Fuzzy string matching library package for Node. Implemented natively in C++ for speed with support for multithreading.
The scoring algorithm is heavily tuned for file paths, but should work for general strings.
(from main.js.flow)
export type MatcherOptions = {
// Default: false
caseSensitive?: boolean,
// Default: infinite
maxResults?: number,
// Maximum gap to allow between consecutive letters in a match.
// Provide a smaller maxGap to speed up query results.
// Default: unlimited
maxGap?: number;
// Default: 1
numThreads?: number,
// Default: false
recordMatchIndexes?: boolean,
}
export type MatchResult = {
value: string,
// A number in the range (0-1]. Higher scores are more relevant.
// 0 denotes "no match" and will never be returned.
score: number,
// Matching character index in `value` for each character in `query`.
// This can be costly, so this is only returned if `recordMatchIndexes` was set in `options`.
matchIndexes?: Array<number>,
}
export class Matcher {
constructor(candidates: Array<string>) {}
// Returns all matching candidates (subject to `options`).
// Will be ordered by score, descending.
match: (query: string, options?: MatcherOptions) => Array<MatchResult>;
addCandidates: (candidates: Array<string>) => void;
removeCandidates: (candidates: Array<string>) => void;
setCandidates: (candidates: Array<string>) => void;
}
See also the spec for basic usage.
The scoring algorithm is mostly borrowed from @wincent's excellent command-t vim plugin; most of the code is from his implementation in match.c.

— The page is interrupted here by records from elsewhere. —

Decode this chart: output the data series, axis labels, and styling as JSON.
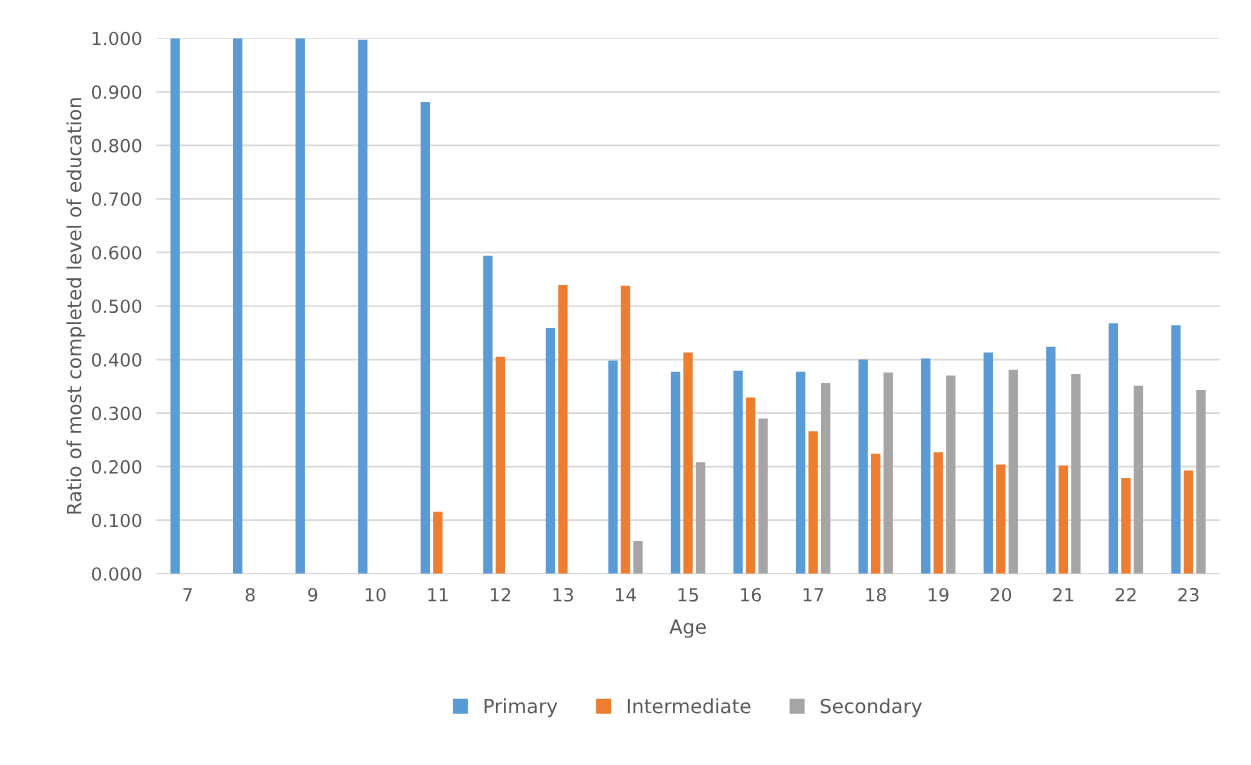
{
  "chart_data": {
    "type": "bar",
    "xlabel": "Age",
    "ylabel": "Ratio of most completed level of education",
    "categories": [
      "7",
      "8",
      "9",
      "10",
      "11",
      "12",
      "13",
      "14",
      "15",
      "16",
      "17",
      "18",
      "19",
      "20",
      "21",
      "22",
      "23"
    ],
    "series": [
      {
        "name": "Primary",
        "color": "#5b9bd5",
        "values": [
          1.0,
          1.0,
          1.0,
          0.997,
          0.881,
          0.594,
          0.459,
          0.398,
          0.377,
          0.379,
          0.377,
          0.4,
          0.402,
          0.413,
          0.424,
          0.468,
          0.464
        ]
      },
      {
        "name": "Intermediate",
        "color": "#ed7d31",
        "values": [
          0,
          0,
          0,
          0,
          0.116,
          0.405,
          0.539,
          0.538,
          0.413,
          0.329,
          0.266,
          0.224,
          0.227,
          0.204,
          0.202,
          0.179,
          0.193
        ]
      },
      {
        "name": "Secondary",
        "color": "#a5a5a5",
        "values": [
          0,
          0,
          0,
          0,
          0,
          0,
          0,
          0.061,
          0.208,
          0.29,
          0.356,
          0.376,
          0.37,
          0.381,
          0.373,
          0.351,
          0.343
        ]
      }
    ],
    "ylim": [
      0,
      1.0
    ],
    "yticks": [
      {
        "value": 0,
        "label": "0.000"
      },
      {
        "value": 0.1,
        "label": "0.100"
      },
      {
        "value": 0.2,
        "label": "0.200"
      },
      {
        "value": 0.3,
        "label": "0.300"
      },
      {
        "value": 0.4,
        "label": "0.400"
      },
      {
        "value": 0.5,
        "label": "0.500"
      },
      {
        "value": 0.6,
        "label": "0.600"
      },
      {
        "value": 0.7,
        "label": "0.700"
      },
      {
        "value": 0.8,
        "label": "0.800"
      },
      {
        "value": 0.9,
        "label": "0.900"
      },
      {
        "value": 1.0,
        "label": "1.000"
      }
    ],
    "grid": "y",
    "legend": "bottom"
  }
}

Read the source code for a quick overview of how it works (the function recursive_match
).
NB: score_match.cpp and score_match.h have no dependencies besides the C/C++ stdlib and can easily be reused for other purposes.
There are a few notable additional optimizations:
- Before running the recursive matcher, we first do a backwards scan through the haystack to see if the needle exists at all. At the same time, we compute the right-most match for each character in the needle to prune the search space.
- For each candidate string, we pre-compute and store a bitmask of its letters in
MatcherBase
. We then compare this the "letter bitmask" of the query to quickly prune out non-matches.